Why it gives as answer as positive infinity.
Won't the -0 be promoted to -0.0. What is the reason

Manfred Leonhardt
Ranch Hand
Posts: 1492
Hi Arathi,
The answer is because you are using -0 instead of -0.. There is no such value -0 as an integer it is just 0 therefore the compiler performs the following:
-10. / -0
replaced with
-10. / 0
converted to
-10. / 0.
therefore the answer is Positive!

Only IEEE 754 recognizes a difference bewteen positive and negative zero!

If you had used the double negative zero you would get the result you expected without any replacement or conversion by the compiler.
Regards,
Manfred.

Darryl Failla
Ranch Hand
Posts: 129
In order for the operation to take place, -0 must be cast to a double. To do that, the int value -0 must first be evaluated. Since there is no such int as -0, the value is evaluated as 0. This is cast to 0.0, and the operation is performed; leaving a result of POSITIVE_INFINITY.

Arathi Rajashekar
Ranch Hand
Posts: 112
Originally posted by Manfred Leonhardt:
Hi Arathi,
The answer is because you are using -0 instead of -0.. There is no such value -0 as an integer it is just 0 therefore the compiler performs the following:
-10. / -0
replaced with
-10. / 0
converted to
-10. / 0.
therefore the answer is Positive!

Only IEEE 754 recognizes a difference bewteen positive and negative zero!
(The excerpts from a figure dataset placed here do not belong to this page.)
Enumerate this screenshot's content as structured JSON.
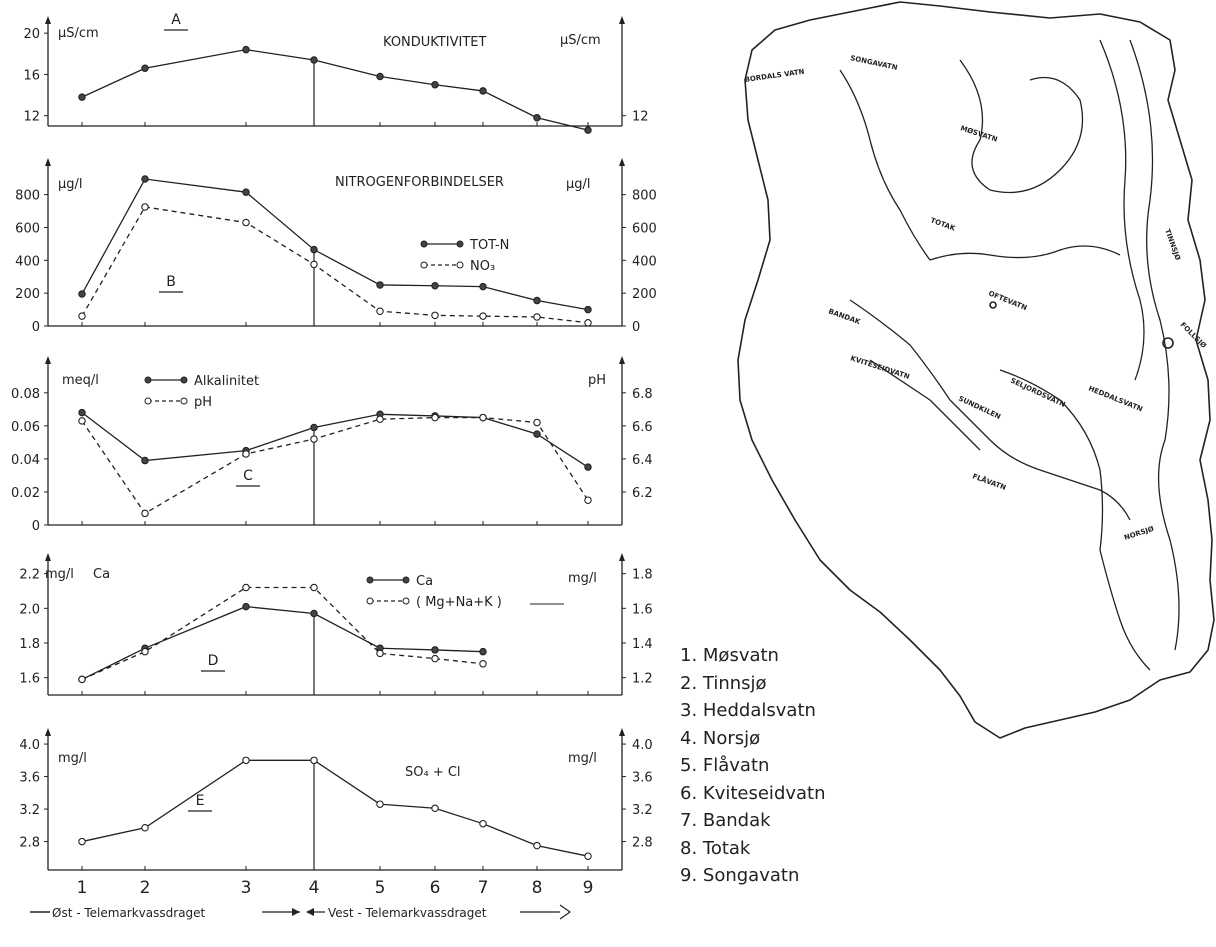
{
  "chart_data": [
    {
      "type": "line",
      "panel_letter": "A",
      "title": "KONDUKTIVITET",
      "ylabel_left": "µS/cm",
      "ylabel_right": "µS/cm",
      "yticks_left": [
        "12",
        "16",
        "20"
      ],
      "yticks_right": [
        "12"
      ],
      "ylim": [
        11,
        20.5
      ],
      "x": [
        1,
        2,
        3,
        4,
        5,
        6,
        7,
        8,
        9
      ],
      "series": [
        {
          "values": [
            13.8,
            16.6,
            18.4,
            17.4,
            15.8,
            15.0,
            14.4,
            11.8,
            10.6
          ],
          "style": "solid",
          "marker": "filled"
        }
      ]
    },
    {
      "type": "line",
      "panel_letter": "B",
      "title": "NITROGENFORBINDELSER",
      "ylabel_left": "µg/l",
      "ylabel_right": "µg/l",
      "yticks_left": [
        "0",
        "200",
        "400",
        "600",
        "800"
      ],
      "yticks_right": [
        "0",
        "200",
        "400",
        "600",
        "800"
      ],
      "ylim": [
        0,
        950
      ],
      "x": [
        1,
        2,
        3,
        4,
        5,
        6,
        7,
        8,
        9
      ],
      "legend": [
        "TOT-N",
        "NO₃"
      ],
      "series": [
        {
          "name": "TOT-N",
          "values": [
            195,
            895,
            815,
            465,
            250,
            245,
            240,
            155,
            100
          ],
          "style": "solid",
          "marker": "filled"
        },
        {
          "name": "NO₃",
          "values": [
            60,
            725,
            630,
            375,
            90,
            65,
            60,
            55,
            20
          ],
          "style": "dashed",
          "marker": "open"
        }
      ]
    },
    {
      "type": "line",
      "panel_letter": "C",
      "title": "",
      "ylabel_left": "meq/l",
      "ylabel_right": "pH",
      "yticks_left": [
        "0",
        "0.02",
        "0.04",
        "0.06",
        "0.08"
      ],
      "yticks_right": [
        "6.2",
        "6.4",
        "6.6",
        "6.8"
      ],
      "ylim": [
        0,
        0.095
      ],
      "ylim_right": [
        6.0,
        6.95
      ],
      "x": [
        1,
        2,
        3,
        4,
        5,
        6,
        7,
        8,
        9
      ],
      "legend": [
        "Alkalinitet",
        "pH"
      ],
      "series": [
        {
          "name": "Alkalinitet",
          "axis": "left",
          "values": [
            0.068,
            0.039,
            0.045,
            0.059,
            0.067,
            0.066,
            0.065,
            0.055,
            0.035
          ],
          "style": "solid",
          "marker": "filled"
        },
        {
          "name": "pH",
          "axis": "right",
          "values": [
            6.63,
            6.07,
            6.43,
            6.52,
            6.64,
            6.65,
            6.65,
            6.62,
            6.15
          ],
          "style": "dashed",
          "marker": "open"
        }
      ]
    },
    {
      "type": "line",
      "panel_letter": "D",
      "title": "",
      "ylabel_left": "mg/l",
      "ylabel_left_extra": "Ca",
      "ylabel_right": "mg/l",
      "yticks_left": [
        "1.6",
        "1.8",
        "2.0",
        "2.2"
      ],
      "yticks_right": [
        "1.2",
        "1.4",
        "1.6",
        "1.8"
      ],
      "ylim": [
        1.5,
        2.25
      ],
      "ylim_right": [
        1.1,
        1.85
      ],
      "x_solid": [
        1,
        2,
        3,
        4,
        5,
        6,
        7
      ],
      "x_dashed": [
        1,
        2,
        3,
        4,
        5,
        6,
        7
      ],
      "legend": [
        "Ca",
        "( Mg+Na+K )"
      ],
      "series": [
        {
          "name": "Ca",
          "axis": "left",
          "values": [
            1.59,
            1.77,
            2.01,
            1.97,
            1.77,
            1.76,
            1.75
          ],
          "style": "solid",
          "marker": "filled"
        },
        {
          "name": "( Mg+Na+K )",
          "axis": "right",
          "values": [
            1.19,
            1.35,
            1.72,
            1.72,
            1.34,
            1.31,
            1.28
          ],
          "style": "dashed",
          "marker": "open"
        }
      ]
    },
    {
      "type": "line",
      "panel_letter": "E",
      "title": "SO₄ + Cl",
      "ylabel_left": "mg/l",
      "ylabel_right": "mg/l",
      "yticks_left": [
        "2.8",
        "3.2",
        "3.6",
        "4.0"
      ],
      "yticks_right": [
        "2.8",
        "3.2",
        "3.6",
        "4.0"
      ],
      "ylim": [
        2.45,
        4.05
      ],
      "x": [
        1,
        2,
        3,
        4,
        5,
        6,
        7,
        8,
        9
      ],
      "series": [
        {
          "values": [
            2.8,
            2.97,
            3.8,
            3.8,
            3.26,
            3.21,
            3.02,
            2.75,
            2.62
          ],
          "style": "solid",
          "marker": "open"
        }
      ]
    }
  ],
  "x_ticks": [
    "1",
    "2",
    "3",
    "4",
    "5",
    "6",
    "7",
    "8",
    "9"
  ],
  "footer": {
    "left": "Øst - Telemarkvassdraget",
    "right": "Vest - Telemarkvassdraget"
  },
  "lakes": [
    "1. Møsvatn",
    "2. Tinnsjø",
    "3. Heddalsvatn",
    "4. Norsjø",
    "5. Flåvatn",
    "6. Kviteseidvatn",
    "7. Bandak",
    "8. Totak",
    "9. Songavatn"
  ],
  "map_labels": [
    "BORDALS VATN",
    "SONGAVATN",
    "MØSVATN",
    "TOTAK",
    "TINNSJØ",
    "OFTEVATN",
    "BANDAK",
    "FOLLSJØ",
    "KVITESEIDVATN",
    "SUNDKILEN",
    "SELJORDSVATN",
    "HEDDALSVATN",
    "FLÅVATN",
    "NORSJØ"
  ]
}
If you had used the double negative zero you would get the result you expected without any replacement or conversion by the compiler.
Regards,
Manfred.

Thanks for your answer. I feel that when conversion by the compiler is made then 10.0/-0
is converted to
10.0/0. because -0 is converted as 0.0(with Casting). Am I correct. This what you meant to say. If its right, then i think you have to change the above code.
[ January 11, 2002: Message edited by: Arathi Rajashekar ]